Abstract The most potent and broad HIV envelope (Env)-specific antibodies often when reverted to their inferred germline versions representing the naïve B cell receptor, fail to bind Env suggesting that the initial responding B cell population is not exclusively comprised of a naïve population, but also a pre-existing cross-reactive antigen-experienced B cell pool that expands following Env exposure. Previously we isolated gp120-reactive monoclonal antibodies (mAbs) from participants from HVTN105, a phase I trial testing AIDSVAX B/E (gp120 protein) combined with a DNA immunogen. Using MiSeq-based deep sequencing VH-lineage tracking we identified several of these mAb lineages in pre-immune peripheral blood. Additionally, we sought to characterize the gp120-specific B cell repertoire prior to immunization, and the features of those pre-immune B cell clonal lineages that ultimately respond to the vaccine.

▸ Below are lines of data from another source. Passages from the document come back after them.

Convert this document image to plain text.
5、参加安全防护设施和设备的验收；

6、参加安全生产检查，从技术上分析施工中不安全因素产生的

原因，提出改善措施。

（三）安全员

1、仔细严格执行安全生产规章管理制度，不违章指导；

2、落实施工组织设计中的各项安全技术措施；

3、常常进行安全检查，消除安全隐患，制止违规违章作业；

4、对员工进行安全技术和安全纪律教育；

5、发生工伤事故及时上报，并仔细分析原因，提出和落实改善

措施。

Several of these pre-immune lineages also persisted in the bone marrow, including CD138+ long-lived plasma cell compartment, ~7 months after the final vaccination. Greater gp120 binding activity was observed from the non-naïve pre-immune VH members than their germline VH versions. The majority of the pre-immune gp120-reactive lineages included IgM, however IgG and IgA members were also predominant prior to vaccination. Additionally, the majority of the pre-immune lineage members exhibited somatic hypermutation prior to vaccination, suggesting that the vaccine-induced gp120-specific antibody lineages originated from both naïve B cells and cross-reactive memory B cells. Supported by grants from the NIH (R01AI117787, R21AI116285).